One of the main reasons companies choose to switch from Cassandra to ScyllaDb is the ease of data migration, as ScyllaDB offers the same interface so the same libraries can be used. For that reason, we only needed to create a new ScyllaDB cluster and migrate all of the data. To start migration we carefully prepared Spark batch processes to trigger migration from every table.

When all data were copied to ScyllaDB cluster, we were ready to switch our development environment to the new database. Then we set up monitoring and alerting of Scylla with Scylla Monitoring Stack. This stack is one of the benefits of Scylla and it contains open-source tools including Prometheus and Grafana. At this moment our development was running with Scylla and production was still running with Cassandra.

Comparison of our metrics between ScyllaDB and Cassandra

To ensure the benefits of Scylla for the services, we performed tests to measure if Scylla has a better performance than Cassandra. The comparison was done between the development environment with Scylla and the production environment with Cassandra, where both environments use the same HW resources, same database setup, and the exact copy of data. The results are shown in the table below.

We performed the metrics to measure resource usage where Scylla showed its effectiveness in CPU usage and disk read/write latency. The effectiveness should be caused by C++ implementation, lockless inter-core communication, and the share-nothing approach mentioned in the upper analysis.

Metrics of Read/Write database latency, obtained by Prometheus and Grafana, showed huge improvements with Scylla. Nevertheless, we measured the impact of Scylla on processing time in our services but the processing time of the services did not decrease rapidly. Metrics show processing time of real-time batches, night batch jobs to reprocess days data, the last metric tells about the response time of some API calls.

Latency comparison (Scylla vs. Cassandra)

The following graphs show a comparison of Read/Write latencies during regular day operation of the system and night batches when all daily data are reprocessed so the highest load is reached.
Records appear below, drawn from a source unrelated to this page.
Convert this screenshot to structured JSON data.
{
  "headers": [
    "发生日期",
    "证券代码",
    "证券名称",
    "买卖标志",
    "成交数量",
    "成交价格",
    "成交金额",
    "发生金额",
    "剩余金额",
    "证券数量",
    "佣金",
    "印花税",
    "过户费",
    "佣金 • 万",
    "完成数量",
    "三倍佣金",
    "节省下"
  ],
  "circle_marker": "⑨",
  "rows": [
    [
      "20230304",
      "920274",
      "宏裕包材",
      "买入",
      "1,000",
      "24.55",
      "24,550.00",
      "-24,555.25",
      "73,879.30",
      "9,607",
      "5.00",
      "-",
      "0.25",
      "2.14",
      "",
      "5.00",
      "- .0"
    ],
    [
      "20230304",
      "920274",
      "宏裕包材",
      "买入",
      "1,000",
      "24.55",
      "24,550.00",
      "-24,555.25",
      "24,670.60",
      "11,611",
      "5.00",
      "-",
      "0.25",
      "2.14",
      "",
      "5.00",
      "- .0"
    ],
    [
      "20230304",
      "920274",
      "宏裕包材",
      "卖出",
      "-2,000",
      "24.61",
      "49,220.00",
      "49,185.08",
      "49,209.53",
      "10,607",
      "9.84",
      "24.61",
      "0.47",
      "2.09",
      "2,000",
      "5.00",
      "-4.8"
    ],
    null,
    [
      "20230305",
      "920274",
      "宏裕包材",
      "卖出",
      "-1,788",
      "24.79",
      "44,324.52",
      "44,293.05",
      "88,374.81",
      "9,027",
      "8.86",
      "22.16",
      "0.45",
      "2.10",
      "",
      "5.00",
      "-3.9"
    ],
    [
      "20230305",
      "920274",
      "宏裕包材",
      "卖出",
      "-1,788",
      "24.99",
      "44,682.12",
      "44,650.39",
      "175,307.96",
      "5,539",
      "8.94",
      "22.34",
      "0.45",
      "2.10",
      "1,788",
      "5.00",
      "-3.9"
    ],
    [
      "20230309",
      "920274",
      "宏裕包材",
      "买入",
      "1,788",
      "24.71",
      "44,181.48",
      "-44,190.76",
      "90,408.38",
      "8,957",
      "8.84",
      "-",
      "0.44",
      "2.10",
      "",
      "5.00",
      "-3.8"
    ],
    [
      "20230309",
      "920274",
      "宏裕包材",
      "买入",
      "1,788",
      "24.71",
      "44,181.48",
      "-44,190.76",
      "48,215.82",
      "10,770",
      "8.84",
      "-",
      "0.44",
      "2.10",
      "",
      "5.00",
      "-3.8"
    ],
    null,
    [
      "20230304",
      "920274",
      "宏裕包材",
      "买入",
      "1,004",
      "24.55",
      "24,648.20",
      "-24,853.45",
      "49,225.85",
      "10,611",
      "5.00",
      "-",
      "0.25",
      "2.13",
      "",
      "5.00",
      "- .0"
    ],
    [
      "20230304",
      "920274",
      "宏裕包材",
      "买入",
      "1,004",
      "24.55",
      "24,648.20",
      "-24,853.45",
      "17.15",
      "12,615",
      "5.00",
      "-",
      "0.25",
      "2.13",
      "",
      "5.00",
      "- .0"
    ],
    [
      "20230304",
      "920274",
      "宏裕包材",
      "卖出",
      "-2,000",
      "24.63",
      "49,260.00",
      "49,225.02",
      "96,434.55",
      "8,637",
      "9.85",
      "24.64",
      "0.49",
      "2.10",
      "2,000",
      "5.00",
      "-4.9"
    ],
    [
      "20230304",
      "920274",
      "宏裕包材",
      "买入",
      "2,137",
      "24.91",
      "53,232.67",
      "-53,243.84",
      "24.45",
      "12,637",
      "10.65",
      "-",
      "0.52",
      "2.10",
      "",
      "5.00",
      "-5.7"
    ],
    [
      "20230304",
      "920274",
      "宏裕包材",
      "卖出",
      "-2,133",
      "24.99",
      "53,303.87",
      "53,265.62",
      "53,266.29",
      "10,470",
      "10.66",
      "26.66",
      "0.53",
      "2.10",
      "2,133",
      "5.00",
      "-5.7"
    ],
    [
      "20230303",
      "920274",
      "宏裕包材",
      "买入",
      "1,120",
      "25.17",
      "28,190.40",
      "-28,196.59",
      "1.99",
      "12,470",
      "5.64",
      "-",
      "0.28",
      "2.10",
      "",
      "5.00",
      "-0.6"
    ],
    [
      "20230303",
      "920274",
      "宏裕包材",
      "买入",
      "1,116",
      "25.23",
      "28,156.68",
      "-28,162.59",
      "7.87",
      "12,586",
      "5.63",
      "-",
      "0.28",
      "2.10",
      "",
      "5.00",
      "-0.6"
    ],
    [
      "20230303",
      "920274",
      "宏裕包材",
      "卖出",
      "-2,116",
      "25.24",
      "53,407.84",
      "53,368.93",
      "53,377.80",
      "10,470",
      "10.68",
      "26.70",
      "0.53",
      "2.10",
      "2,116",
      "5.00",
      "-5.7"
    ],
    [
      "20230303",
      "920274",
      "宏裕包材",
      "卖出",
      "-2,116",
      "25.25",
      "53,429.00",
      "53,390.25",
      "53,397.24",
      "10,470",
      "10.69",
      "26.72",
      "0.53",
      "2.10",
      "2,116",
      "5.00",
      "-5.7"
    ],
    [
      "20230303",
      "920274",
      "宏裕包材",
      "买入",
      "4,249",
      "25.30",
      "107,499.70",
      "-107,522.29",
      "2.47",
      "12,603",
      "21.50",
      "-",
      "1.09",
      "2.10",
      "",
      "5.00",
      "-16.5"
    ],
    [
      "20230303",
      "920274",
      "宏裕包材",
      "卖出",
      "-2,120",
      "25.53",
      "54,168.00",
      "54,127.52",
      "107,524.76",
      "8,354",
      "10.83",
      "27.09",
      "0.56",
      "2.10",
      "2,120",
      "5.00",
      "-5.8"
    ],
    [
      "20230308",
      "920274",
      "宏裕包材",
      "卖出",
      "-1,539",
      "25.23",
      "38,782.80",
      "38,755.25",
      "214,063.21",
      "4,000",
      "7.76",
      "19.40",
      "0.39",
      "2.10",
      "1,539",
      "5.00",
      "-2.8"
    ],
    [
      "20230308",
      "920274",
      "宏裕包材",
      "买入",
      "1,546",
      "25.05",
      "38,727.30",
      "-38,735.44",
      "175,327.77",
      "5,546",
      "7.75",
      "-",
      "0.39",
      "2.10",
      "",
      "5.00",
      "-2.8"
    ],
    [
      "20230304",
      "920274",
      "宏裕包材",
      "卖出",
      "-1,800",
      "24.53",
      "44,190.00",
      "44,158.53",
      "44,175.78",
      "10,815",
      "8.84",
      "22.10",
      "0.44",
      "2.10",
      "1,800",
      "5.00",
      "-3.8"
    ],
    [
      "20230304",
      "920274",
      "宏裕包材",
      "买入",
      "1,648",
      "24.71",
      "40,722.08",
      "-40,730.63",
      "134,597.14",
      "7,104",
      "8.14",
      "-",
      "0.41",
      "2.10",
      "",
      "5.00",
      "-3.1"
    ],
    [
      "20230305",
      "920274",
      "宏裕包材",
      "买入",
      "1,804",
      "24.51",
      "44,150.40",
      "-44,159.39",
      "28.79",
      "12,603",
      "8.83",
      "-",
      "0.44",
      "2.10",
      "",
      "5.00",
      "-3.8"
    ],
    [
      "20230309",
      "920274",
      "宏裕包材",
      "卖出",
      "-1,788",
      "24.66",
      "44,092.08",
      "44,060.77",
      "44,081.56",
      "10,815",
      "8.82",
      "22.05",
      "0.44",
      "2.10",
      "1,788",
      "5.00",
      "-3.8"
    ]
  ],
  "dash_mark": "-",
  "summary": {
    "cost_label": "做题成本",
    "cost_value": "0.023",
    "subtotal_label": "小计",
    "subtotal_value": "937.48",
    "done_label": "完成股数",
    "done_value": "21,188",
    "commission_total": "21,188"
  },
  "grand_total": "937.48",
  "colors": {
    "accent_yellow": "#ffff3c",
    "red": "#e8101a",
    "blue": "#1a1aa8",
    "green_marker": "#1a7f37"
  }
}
Read latency during the night batch jobs

Write latency during the night batch jobs

Read latency during the day

Write latency during the day

Scylla on production

The tests between development with Scylla and production with Cassandra verified that Scylla offers benefits like a modern development stack, less hardware resources, or less Read/Write latency. Another important argument for us was automatic backups to GCS with Scylla. While Datastax Opscenter supports backups only into AWS or Azure, our system runs in GCS, so we have been exposed to expensive traffic from one cloud provider into another. All these arguments led us to fact that we could switch our production to Scylla as well,

Conclusion

Scylla is more hardware efficient than Cassandra. Pygmalios expects to grow, so it is an investment to lower operating costs as we don’t need to buy so many high-end nodes. However, we still have hardware commitments so we don’t cut the costs today.
Batch job duration is slightly faster in ScyllaDB but it can be caused by dataproc performance. However, read and write latencies area huge gap.
Datastax opscenter backups are supported only into AWS and Azure, which causes expensive traffic from one cloud provider into another, mostly during the whole database restore. We also experienced some issues in Cassandra restore, we were getting a lot of timeouts and we have to improve our service reliability.
Scylla supports a more modern developer stack than Cassandra which better fits into our stack, we are comfortable in it and don’t need to order business support so far as planned.